Hablemos del pecado…

Nuestra cultura ha difuminado el sentido del pecado. Bromea sobre él como si fuera la cosa más inocente del mundo. Habla de los pecados, incluso de los más graves, en diminutivo: pecadillos, pequeños vicios, pecados “originales”, o sea, que confieren un toque de originalidad a quien los comete. Se tiene miedo de todo, menos del pecado. Tememos al Covid, a la contaminación atmosférica, a la pérdida del empleo, a unas oposiciones, al diagnóstico médico, a suspender un examen…Pero ya no se teme al pecado.

De ahí que, actualmente, en lugar de librarnos del pecado, nos esforzamos por librarnos del remordimiento del pecado; en lugar de luchar contra el pecado, se lucha contra la idea de pecado. Se niega el problema en lugar de resolverlo; se le confina en el olvido, en lugar de sacarlo a la luz. Como si se pudiera eliminar la muerte eliminando el pensamiento sobre la muerte. O como si alguien tratara de quitarse la fiebre cambiando de cama. Esta mentalidad no es ajena en absoluto a nosotros los creyentes.

La consciencia de pecado está cada vez más fuera de nuestro horizonte. Lo reconocemos tan solo cuando somos nosotros los perjudicados. Posiblemente, es reacción a otras épocas en que se insistía a tiempo y destiempo en la culpa, y se ejercía una indebida presión sobre las conciencias.

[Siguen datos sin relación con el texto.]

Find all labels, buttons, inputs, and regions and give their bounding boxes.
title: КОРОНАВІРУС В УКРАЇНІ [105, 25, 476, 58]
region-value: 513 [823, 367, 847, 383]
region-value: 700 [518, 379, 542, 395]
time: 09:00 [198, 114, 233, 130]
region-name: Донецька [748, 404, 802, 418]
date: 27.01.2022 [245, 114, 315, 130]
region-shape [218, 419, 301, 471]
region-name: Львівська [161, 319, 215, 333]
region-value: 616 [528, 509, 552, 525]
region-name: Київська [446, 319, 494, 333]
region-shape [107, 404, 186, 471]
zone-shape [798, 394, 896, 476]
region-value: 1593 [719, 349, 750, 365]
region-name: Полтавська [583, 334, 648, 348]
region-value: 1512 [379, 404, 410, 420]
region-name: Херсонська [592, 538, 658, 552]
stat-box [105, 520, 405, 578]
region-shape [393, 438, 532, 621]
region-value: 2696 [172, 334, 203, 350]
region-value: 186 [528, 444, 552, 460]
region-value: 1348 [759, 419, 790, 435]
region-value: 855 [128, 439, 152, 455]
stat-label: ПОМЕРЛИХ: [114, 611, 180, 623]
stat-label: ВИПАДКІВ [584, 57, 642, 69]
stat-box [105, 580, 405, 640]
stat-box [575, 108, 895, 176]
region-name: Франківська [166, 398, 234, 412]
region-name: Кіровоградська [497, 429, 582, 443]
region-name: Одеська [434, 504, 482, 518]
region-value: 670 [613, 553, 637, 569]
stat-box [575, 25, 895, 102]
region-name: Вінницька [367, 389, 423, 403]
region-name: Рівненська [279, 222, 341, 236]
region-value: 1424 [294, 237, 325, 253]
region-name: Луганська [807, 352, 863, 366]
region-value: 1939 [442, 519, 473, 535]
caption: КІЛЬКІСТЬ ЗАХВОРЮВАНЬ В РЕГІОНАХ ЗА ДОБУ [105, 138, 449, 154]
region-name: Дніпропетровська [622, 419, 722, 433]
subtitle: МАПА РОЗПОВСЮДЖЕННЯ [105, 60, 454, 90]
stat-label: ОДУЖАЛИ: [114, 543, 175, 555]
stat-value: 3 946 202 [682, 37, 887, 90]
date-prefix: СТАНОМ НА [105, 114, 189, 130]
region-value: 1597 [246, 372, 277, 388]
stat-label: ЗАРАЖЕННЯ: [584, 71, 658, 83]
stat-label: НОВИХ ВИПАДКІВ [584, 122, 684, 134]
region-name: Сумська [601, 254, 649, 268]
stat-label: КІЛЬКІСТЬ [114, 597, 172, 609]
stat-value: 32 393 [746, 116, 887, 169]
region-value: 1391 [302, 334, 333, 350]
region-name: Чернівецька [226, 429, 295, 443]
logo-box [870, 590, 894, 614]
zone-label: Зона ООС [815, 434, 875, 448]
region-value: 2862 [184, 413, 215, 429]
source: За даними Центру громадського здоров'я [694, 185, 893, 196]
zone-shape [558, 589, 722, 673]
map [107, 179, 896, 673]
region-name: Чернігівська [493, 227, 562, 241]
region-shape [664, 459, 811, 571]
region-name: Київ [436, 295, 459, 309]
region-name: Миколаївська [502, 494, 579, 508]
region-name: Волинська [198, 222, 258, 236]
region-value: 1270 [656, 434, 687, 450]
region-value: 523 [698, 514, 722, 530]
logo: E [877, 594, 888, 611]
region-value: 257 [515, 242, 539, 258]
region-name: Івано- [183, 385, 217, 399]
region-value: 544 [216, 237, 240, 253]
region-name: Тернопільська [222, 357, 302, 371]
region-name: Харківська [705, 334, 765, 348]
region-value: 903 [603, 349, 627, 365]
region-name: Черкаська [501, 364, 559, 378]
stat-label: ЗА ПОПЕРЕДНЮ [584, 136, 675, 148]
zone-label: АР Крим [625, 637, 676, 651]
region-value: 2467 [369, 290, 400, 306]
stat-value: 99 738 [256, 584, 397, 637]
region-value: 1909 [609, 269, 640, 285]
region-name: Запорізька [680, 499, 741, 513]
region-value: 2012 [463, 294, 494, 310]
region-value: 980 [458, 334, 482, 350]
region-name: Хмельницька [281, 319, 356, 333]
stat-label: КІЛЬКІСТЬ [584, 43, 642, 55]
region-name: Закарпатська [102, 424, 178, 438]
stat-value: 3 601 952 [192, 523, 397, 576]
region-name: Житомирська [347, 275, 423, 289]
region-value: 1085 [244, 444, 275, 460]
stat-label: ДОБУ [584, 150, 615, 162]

Y, sin embargo, quizás con el agua se ha tirado al niño. La respuesta al Dios justiciero no debe ser un Dios bonachón-abuelete, sino el Dios Abba, herido en las entrañas por el dolor que provoca el pecado de sus hijos.

De lo contrario no se elimina el pecado y sus consecuencias, sino que se le deja a sus anchas, desatando su desastrosa furia. Es muy delicado transmitir hoy en día esa conciencia del pecado sin caer en discursos culpabilizadores ni aterradores, pero sin rebajar la importancia de nuestras decisiones, nuestra libertad para elegir y nuestras posibilidades reales para hacer el mal. Es verdad que a veces escoramos hacia caminos tangenciales (insistir en el pecado del mundo, etc.). Pero no puede faltar esa mirada a la propia vida desde la honestidad sobre lo que nos aleja de Dios y daña a los demás. Ante su realidad se pueden tomar dos caminos diametralmente opuestos: o bien el arrepentimiento o bien el endurecimiento.

Necesitamos reconocer la malicia del pecado. No basta un reconocimiento doctrinal. Es necesario, pero será siempre insuficiente. Se exige un reconocimiento existencial y personal. Es el reconocimiento de que el pecado es algo monstruoso y real. Es un reconocimiento que debe producirnos alergia y aborrecimiento visceral del mal. Por tanto, se trata de reconocerlo en su tremenda seriedad, que hoy el ambiente social parece negar o minusvalorar.